“Ploughing up the European course”
Everybody wants Europe, says political scientist Ulrike Guérot. The question is, though: Which? She personally advocates the “European Republic”.
Ms. Guérot, German Federal President Frank-Walter Steinmeier recently called for “new European self-confidence”. How does that fit in with the current debate on Europe, defined as it is if anything by crises and dispute?
Very well, I think. It is a response to the numerous voices that are emerging all over. The call for a different, more confident, stronger Europe is getting louder. It can be heard particularly clearly in art, journalism, academia, and among youth. Steinmeier took up this choir of voices and gave it an even stronger sounding board.
And is the call realistic?
In response to that I would quote Václav Havel: “Hope is not the conviction that things will turn out well, but the certainty that something makes sense, regardless of how it turns out.” Unfortunately, I don’t think that the European situation is going to clearly change for the better in the next few months or even years, but I’m convinced that at the moment the only right thing to do is plough up the European course, as you have to plough up the soil before you can sow anything. We are preparing the ground, so that a new Europe can flourish when the spectre of nationalism and populism has disappeared again.
Do we want an identitarian Europe of fatherlands or a democratic, social, open Europe?
But prior to there being joint self-confidence, ought there not generally be common ground? At the moment the impression is rather that Europe is drifting apart.
That’s right, but it’s also a question of how you look at things. We have at least reached a point now where the question with regard to Europe is no longer “whether” but “how”. Everybody wants Europe, even right-wing populists like Heinz-Christian Strache in Austria and Marine Le Pen in France. They have realised that you can’t stir up public opinion with anti-Europe sentiment. It is far more to do with the question of whether we want an identitarian Europe of fatherlands or a democratic, social, open Europe. That is the frontline, the crucial question as far as Europe is concerned. This split is not separating individual countries from one another – they are themselves divided: Macron or Le Pen? Pegida or Pulse of Europe? Brexit or no Brexit? There is no common ground in these questions at present.
What needs to happen for that?
It would appear that we have realised that a return to nation states is not a solution. However, what no one yet has the courage to refer to is the term European statehood. We already have one market and one currency, but still no democracy. You can only be capable of acting if you have a legitimate monopoly on the use of force. The EU has none, which is why it is for the most part incapable of acting.
A European Republic is not about centralisation, but about legal equality.
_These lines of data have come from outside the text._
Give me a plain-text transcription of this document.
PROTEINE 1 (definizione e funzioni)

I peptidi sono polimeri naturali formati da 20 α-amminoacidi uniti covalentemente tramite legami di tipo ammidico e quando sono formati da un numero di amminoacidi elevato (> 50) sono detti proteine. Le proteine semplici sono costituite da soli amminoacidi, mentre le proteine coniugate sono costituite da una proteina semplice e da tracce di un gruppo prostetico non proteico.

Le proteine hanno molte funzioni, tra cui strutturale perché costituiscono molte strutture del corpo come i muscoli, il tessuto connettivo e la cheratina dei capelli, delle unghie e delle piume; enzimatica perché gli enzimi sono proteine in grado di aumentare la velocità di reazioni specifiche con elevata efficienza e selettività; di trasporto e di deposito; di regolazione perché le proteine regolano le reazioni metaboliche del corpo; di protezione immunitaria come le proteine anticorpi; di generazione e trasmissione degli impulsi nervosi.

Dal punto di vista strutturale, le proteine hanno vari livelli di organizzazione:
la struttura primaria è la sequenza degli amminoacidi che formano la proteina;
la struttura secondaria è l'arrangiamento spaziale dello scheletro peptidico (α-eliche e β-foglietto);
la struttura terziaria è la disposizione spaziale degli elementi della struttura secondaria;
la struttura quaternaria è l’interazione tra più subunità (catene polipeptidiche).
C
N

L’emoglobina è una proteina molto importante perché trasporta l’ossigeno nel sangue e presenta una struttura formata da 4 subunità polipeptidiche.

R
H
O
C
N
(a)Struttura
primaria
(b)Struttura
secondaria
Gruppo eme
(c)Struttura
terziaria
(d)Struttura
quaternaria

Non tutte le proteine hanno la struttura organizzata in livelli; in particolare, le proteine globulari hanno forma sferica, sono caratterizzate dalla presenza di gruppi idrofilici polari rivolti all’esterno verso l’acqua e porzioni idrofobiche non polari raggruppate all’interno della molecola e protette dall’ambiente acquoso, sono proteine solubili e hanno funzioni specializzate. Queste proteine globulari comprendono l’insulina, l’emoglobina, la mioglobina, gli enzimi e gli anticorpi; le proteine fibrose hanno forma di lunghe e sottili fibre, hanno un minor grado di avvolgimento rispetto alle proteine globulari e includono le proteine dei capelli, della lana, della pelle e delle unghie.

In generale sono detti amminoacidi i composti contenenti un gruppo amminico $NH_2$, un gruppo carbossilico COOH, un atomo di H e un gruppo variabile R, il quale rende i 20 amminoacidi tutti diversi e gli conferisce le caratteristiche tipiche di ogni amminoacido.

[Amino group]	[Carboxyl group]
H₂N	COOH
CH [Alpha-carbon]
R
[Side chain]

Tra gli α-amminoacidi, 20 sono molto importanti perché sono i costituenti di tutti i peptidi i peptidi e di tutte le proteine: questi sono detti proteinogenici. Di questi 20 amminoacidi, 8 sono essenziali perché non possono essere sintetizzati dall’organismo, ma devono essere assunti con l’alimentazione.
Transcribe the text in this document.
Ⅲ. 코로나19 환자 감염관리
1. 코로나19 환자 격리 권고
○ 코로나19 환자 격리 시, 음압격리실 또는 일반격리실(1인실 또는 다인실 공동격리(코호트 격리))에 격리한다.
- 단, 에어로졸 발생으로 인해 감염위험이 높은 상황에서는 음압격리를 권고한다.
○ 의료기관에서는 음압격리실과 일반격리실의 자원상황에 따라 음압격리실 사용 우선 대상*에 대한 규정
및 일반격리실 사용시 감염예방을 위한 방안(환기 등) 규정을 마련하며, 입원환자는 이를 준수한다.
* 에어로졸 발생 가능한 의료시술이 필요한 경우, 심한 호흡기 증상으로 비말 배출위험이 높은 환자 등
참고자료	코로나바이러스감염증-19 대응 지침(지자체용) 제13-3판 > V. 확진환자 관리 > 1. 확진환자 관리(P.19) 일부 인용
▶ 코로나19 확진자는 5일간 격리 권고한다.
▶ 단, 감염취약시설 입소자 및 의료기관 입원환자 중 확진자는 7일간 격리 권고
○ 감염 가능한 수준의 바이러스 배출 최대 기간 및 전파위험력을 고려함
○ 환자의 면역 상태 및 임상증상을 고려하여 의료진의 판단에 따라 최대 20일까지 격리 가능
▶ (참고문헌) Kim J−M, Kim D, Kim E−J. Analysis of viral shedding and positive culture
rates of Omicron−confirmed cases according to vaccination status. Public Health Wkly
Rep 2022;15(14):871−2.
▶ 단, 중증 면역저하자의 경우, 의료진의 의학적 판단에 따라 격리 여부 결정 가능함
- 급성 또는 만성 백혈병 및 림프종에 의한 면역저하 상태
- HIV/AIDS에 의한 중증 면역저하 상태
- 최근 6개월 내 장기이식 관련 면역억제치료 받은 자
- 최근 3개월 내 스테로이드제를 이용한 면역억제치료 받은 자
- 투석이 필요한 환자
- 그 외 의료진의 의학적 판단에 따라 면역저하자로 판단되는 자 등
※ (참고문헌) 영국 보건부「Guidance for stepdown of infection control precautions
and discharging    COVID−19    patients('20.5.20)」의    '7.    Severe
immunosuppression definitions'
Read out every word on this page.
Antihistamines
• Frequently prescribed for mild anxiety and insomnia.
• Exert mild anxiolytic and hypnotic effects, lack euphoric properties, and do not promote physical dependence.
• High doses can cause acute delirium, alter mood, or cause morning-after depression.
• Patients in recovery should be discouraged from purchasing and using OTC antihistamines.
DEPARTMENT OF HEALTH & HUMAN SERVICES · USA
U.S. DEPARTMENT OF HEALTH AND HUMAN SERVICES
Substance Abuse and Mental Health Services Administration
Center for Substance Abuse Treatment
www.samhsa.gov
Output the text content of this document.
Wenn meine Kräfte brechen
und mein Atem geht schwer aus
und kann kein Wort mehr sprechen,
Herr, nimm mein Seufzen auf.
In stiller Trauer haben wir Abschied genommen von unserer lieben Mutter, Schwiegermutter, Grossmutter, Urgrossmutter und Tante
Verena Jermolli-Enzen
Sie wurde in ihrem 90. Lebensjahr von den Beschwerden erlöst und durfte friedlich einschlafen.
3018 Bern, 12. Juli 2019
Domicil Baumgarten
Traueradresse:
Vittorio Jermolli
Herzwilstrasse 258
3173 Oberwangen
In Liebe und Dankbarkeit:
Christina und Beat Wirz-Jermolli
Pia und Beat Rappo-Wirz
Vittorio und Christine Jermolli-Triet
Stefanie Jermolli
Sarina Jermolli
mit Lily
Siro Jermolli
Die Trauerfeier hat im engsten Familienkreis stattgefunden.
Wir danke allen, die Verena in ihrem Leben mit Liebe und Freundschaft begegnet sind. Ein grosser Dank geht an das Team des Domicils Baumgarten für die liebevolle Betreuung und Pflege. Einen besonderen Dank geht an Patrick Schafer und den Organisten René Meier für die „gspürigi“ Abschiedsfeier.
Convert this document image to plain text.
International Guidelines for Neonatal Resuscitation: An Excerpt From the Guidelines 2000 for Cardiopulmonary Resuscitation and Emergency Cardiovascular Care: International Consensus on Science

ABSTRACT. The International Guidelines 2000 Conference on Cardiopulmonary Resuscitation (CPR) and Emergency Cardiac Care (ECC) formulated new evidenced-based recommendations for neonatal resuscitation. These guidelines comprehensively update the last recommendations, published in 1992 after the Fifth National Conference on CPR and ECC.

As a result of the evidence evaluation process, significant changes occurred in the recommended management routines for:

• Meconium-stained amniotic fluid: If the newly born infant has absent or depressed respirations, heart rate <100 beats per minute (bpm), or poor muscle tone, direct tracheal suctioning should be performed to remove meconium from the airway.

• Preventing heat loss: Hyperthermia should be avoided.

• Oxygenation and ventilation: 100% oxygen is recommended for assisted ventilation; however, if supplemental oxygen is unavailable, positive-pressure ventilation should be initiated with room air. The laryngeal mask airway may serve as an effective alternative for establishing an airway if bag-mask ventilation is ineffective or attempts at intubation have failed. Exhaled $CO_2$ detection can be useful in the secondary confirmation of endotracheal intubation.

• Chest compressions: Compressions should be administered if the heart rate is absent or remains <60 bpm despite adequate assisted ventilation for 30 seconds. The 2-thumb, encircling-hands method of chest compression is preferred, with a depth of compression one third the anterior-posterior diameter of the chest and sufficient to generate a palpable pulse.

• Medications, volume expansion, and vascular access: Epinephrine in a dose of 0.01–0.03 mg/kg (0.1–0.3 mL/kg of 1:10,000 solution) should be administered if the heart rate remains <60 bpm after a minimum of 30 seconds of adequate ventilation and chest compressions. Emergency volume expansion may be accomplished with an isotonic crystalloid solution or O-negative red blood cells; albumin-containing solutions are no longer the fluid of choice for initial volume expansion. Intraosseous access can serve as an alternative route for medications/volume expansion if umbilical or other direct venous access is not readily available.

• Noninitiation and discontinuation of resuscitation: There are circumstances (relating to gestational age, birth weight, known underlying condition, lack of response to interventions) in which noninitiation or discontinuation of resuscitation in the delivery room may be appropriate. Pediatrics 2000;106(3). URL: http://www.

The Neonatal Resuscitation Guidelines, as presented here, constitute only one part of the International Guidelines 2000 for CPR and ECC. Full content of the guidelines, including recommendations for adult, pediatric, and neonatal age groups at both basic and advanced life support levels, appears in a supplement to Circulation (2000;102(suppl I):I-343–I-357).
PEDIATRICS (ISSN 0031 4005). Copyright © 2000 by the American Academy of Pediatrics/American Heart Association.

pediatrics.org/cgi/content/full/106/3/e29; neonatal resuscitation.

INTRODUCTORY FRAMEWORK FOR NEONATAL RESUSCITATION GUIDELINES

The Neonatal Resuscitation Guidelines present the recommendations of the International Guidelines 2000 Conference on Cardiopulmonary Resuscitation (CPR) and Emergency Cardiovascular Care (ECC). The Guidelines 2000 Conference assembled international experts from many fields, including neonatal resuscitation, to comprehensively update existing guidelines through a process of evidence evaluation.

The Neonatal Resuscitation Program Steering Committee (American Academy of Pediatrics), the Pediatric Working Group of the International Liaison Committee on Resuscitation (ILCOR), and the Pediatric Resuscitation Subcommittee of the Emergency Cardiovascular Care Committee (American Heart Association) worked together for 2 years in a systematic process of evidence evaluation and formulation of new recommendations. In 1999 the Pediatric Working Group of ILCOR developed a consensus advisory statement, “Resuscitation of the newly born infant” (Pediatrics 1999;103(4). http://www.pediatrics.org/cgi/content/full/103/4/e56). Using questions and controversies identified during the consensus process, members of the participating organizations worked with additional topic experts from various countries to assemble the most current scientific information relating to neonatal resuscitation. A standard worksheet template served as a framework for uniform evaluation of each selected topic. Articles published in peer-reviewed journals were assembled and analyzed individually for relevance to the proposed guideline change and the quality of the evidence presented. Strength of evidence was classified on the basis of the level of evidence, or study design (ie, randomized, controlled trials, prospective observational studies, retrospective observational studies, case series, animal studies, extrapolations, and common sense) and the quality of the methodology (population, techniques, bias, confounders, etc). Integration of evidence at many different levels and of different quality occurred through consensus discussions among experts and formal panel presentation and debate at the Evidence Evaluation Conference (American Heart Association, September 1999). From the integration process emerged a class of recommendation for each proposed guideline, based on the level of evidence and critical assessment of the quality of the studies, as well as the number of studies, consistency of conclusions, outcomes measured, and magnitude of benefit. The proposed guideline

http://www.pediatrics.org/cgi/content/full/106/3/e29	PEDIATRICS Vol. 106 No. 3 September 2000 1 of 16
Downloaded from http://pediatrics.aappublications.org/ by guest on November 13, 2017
The fact that your book about a “European Republic” was extremely well received demonstrates that people are very open to a stronger Europe, perhaps there is even a kind of longing for it. Why have politicians not yet fully realised this?
After the book was published I did indeed get an incredible number of invitations, in particular from trade unions, theatres, and savings banks. Thousands of young people follow me on Twitter. I want to exploit this popularity. At the moment we are organising a major theatre project, the “European Balcony Project” – in November we will proclaim the European Republic on stage. I certainly feel that politicians are slowly becoming aware of the call. Several smaller parties such as “Demokratie in Bewegung” (Democracy in Motion) have included the European Republic in their electoral programme. And the bigger parties – at any rate the progressive ones – are at least putting feelers out.
Why the caution?
Lots of people think of centralisation when they hear the words European Republic. They are afraid that we will all have to assume a European identity and will lose something in the process. It is, however, not about centralisation, but about legal equality. We already have it for markets, services, and capital, but it needs to be rounded off and apply for individuals. There ought to be a European social security system, for example. Unfortunately, civil society does not yet have the strength to initiate a process of this nature.
Ulrike Guérot is the founder of the European Democracy Lab at the European School of Governance in Berlin. She currently teaches at Danube University Krems in Austria. From 2007 until 2013 she headed the Berlin office of the European Council on Foreign Relations. Her book entitled “Why Europe should be a Republic! A political utopia” appeared in 2016.